Blasting the “one-size-fits-all” approach, the AHLA contended that the rule ignores the “flexible work arrangements” that are common in the industry, and would reduce opportunities for growth, lead to reduced hours for workers and consolidate jobs. The AHLA also said the rule’s automatic increase in overtime thresholds every three years would put severe burdens on small businesses.

Other critics of the proposal predicted the rule would make it harder for entry-level workers to find jobs in some industries.

“Massive increases in labor costs like this simply cannot be absorbed by businesses,” said the Partnership to Protect Workplace Opportunity in a statement. “It will reduce opportunities, especially for recent graduates and younger professionals hoping to begin their careers.”

The Biden administration touted the proposed rule as a victory for workers. 

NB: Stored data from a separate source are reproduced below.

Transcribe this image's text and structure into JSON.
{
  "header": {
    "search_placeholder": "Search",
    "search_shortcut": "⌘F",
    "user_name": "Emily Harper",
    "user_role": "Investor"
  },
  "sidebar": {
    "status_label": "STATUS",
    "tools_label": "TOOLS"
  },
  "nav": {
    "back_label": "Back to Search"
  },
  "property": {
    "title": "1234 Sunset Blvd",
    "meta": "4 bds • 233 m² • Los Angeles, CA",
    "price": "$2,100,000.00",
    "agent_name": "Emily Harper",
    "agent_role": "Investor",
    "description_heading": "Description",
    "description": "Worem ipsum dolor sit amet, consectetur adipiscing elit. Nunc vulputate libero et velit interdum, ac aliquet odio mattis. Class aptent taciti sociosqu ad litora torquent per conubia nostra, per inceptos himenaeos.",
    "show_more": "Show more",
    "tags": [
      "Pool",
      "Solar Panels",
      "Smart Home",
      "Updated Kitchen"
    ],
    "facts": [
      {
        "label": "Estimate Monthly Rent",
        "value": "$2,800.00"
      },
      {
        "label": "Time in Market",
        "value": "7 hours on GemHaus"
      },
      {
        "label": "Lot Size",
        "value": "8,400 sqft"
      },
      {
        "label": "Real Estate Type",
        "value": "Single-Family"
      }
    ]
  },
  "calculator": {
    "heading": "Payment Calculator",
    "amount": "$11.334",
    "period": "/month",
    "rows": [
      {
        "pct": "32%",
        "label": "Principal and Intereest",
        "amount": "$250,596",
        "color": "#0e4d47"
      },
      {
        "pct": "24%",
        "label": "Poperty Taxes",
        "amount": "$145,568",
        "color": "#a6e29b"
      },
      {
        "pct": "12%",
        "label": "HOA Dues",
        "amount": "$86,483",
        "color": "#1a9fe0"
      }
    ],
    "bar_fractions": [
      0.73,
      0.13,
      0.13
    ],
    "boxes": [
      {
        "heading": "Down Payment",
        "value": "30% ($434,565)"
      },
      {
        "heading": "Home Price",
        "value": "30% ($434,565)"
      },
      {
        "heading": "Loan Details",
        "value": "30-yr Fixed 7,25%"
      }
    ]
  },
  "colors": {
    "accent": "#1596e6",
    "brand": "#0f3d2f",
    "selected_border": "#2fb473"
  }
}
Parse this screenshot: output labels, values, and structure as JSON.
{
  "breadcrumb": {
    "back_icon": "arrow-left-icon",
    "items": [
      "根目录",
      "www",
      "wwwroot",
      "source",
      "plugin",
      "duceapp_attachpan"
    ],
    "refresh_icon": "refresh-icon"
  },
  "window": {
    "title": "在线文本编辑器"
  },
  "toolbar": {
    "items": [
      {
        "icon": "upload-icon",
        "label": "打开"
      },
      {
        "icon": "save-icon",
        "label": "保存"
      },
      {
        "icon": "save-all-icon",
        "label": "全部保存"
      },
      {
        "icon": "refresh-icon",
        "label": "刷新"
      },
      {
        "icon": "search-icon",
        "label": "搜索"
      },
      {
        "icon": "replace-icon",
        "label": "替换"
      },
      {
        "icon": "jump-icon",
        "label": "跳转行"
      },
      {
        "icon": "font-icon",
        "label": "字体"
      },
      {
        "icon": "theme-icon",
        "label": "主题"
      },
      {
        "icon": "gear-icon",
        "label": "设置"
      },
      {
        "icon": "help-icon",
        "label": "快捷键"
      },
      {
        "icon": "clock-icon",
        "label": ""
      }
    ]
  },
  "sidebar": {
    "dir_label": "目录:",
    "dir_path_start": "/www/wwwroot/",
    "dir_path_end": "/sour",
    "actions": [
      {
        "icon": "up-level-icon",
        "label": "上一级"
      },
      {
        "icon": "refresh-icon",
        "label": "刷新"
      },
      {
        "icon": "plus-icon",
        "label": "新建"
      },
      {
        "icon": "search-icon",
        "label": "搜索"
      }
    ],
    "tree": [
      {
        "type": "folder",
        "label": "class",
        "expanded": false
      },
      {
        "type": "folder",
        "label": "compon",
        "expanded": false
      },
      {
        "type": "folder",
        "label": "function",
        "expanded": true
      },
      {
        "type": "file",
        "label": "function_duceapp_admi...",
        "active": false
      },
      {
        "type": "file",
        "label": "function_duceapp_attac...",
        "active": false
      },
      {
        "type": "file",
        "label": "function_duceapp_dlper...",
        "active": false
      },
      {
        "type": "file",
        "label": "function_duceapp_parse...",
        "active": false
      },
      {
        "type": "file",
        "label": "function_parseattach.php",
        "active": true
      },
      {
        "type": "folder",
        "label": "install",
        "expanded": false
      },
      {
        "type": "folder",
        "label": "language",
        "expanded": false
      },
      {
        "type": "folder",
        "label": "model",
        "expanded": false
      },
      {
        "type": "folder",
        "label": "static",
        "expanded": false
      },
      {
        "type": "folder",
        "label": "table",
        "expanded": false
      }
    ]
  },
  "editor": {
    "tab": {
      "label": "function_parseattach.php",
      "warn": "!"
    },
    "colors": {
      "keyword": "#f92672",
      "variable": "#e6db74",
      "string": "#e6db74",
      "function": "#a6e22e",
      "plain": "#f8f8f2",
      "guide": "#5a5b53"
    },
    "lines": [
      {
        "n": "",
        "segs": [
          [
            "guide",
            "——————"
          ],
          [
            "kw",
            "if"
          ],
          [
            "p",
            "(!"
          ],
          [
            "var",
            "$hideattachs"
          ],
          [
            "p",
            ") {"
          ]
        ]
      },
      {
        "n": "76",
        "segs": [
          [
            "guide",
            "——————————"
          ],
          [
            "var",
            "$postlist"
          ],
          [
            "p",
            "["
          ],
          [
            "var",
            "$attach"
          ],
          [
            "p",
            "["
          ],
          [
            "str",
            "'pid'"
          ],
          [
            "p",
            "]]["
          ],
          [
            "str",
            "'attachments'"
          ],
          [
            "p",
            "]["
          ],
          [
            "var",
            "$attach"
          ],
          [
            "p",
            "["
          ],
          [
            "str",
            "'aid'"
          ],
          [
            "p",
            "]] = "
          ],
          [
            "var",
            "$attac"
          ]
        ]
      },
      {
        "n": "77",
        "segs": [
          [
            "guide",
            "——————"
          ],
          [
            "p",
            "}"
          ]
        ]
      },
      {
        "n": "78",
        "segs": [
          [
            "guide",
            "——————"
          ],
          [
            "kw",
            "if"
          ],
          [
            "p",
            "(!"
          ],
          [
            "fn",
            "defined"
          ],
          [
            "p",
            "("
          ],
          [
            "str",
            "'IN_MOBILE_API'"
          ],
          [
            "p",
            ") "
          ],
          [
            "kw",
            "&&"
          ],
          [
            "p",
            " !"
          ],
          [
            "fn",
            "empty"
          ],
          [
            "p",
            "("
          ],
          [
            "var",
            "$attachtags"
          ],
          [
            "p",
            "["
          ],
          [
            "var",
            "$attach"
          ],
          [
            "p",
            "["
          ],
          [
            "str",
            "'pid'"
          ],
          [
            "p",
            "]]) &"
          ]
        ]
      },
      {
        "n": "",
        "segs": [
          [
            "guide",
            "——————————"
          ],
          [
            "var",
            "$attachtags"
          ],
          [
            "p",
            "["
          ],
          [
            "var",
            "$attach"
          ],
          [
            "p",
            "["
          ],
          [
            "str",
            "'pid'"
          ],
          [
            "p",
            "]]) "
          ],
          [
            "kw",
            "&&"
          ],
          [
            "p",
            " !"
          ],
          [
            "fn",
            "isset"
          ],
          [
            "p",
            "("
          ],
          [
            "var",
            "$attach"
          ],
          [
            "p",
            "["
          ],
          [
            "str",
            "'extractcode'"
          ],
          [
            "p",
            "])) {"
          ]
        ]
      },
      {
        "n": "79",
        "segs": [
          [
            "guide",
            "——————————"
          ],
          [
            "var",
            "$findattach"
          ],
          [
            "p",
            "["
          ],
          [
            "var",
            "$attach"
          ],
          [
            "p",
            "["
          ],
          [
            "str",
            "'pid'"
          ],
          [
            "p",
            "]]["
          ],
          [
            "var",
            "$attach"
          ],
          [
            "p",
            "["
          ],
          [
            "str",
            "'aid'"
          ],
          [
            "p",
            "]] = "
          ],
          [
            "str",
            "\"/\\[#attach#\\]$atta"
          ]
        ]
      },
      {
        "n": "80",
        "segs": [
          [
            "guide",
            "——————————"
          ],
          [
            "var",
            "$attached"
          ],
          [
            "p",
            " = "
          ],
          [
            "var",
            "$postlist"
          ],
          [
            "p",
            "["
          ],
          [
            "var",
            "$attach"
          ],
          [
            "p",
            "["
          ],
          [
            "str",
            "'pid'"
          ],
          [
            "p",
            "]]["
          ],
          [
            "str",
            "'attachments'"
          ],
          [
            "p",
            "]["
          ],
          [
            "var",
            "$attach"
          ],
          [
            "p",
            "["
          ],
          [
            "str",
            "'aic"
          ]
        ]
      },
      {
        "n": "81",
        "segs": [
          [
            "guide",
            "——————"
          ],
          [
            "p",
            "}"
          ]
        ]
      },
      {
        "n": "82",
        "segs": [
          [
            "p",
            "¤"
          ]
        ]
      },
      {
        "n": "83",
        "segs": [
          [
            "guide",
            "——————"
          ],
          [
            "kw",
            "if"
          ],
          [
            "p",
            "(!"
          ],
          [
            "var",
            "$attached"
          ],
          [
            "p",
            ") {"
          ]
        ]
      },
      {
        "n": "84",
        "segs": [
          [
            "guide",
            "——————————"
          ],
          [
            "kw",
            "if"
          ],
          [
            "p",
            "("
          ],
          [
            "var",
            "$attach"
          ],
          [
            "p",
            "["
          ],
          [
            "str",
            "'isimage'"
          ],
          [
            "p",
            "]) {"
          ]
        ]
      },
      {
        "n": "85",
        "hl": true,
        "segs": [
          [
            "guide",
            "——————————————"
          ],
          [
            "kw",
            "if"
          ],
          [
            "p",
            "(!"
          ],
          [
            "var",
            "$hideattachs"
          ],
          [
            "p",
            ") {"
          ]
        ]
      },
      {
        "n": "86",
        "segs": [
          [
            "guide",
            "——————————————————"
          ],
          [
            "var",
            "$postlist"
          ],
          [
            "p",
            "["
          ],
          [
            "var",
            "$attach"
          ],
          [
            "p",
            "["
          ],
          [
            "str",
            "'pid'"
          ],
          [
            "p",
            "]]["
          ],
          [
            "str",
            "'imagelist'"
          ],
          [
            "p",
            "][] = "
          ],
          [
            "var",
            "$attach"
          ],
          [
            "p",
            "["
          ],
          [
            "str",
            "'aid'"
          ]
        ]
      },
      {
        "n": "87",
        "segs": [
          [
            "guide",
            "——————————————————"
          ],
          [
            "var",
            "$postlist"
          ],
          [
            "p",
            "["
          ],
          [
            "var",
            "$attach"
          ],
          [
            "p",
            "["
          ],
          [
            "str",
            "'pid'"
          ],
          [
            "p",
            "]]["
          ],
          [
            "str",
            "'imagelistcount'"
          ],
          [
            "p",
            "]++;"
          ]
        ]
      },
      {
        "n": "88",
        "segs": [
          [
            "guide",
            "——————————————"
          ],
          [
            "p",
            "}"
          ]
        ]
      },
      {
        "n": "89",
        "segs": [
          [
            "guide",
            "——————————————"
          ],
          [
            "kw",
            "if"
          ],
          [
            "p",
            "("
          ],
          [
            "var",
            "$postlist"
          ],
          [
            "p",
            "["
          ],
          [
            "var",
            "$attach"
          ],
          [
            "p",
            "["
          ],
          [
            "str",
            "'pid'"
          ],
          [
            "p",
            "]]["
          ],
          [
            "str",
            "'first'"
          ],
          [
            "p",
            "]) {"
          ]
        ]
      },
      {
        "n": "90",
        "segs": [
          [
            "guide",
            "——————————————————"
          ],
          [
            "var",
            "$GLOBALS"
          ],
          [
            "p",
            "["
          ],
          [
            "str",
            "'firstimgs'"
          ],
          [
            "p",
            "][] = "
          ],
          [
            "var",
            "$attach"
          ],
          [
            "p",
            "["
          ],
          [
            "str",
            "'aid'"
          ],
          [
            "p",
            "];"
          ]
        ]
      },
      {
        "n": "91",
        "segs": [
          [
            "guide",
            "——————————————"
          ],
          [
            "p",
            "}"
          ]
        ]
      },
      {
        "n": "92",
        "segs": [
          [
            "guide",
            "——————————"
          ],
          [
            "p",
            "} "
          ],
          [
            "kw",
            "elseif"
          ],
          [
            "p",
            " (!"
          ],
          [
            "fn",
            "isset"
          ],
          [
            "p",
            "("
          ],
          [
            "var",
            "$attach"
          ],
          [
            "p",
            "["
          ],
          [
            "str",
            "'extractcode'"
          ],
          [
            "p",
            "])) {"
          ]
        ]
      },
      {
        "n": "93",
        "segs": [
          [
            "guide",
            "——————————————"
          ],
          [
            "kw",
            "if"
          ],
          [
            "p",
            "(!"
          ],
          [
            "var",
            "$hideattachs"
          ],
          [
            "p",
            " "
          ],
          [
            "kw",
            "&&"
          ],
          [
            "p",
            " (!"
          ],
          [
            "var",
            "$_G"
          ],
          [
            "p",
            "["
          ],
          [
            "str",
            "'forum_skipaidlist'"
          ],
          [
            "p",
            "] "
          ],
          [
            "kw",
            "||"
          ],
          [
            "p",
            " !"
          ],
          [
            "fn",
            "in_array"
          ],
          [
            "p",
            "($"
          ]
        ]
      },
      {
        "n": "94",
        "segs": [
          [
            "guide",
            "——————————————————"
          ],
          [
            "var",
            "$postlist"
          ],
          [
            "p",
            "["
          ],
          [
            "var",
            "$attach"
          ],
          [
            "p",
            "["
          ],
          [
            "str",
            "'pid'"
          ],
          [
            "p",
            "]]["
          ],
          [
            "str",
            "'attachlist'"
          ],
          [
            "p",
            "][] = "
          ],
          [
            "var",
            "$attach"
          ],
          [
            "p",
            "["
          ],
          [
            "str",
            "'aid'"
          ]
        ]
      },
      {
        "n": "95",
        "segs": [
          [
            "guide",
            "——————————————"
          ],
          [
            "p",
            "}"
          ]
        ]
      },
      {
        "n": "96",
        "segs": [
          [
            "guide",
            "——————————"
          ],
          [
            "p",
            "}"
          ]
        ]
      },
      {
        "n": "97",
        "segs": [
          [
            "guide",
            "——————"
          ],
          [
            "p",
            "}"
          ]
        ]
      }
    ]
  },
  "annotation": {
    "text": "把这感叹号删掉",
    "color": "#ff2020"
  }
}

“For over 80 years, a cornerstone of workers’ rights in this country is the right to a 40-hour workweek, the promise that you get to go home after 40 hours or you get higher pay for each extra hour that you spend laboring away from your loved ones,” said acting Labor Secretary Julie Su this week. “Workers deserve to continue to share in the economic prosperity of Bidenomics.”

The proposed rule could run into a difficult legal precedent set after the Obama administration’s attempt to increase the overtime threshold. 

A federal court in Texas blocked Obama’s attempt to raise the salary threshold under the Fair Labor Standards Act (FLSA) to $47,476, finding that the overtime standard was so high that it made the overtime exemption for managers irrelevant.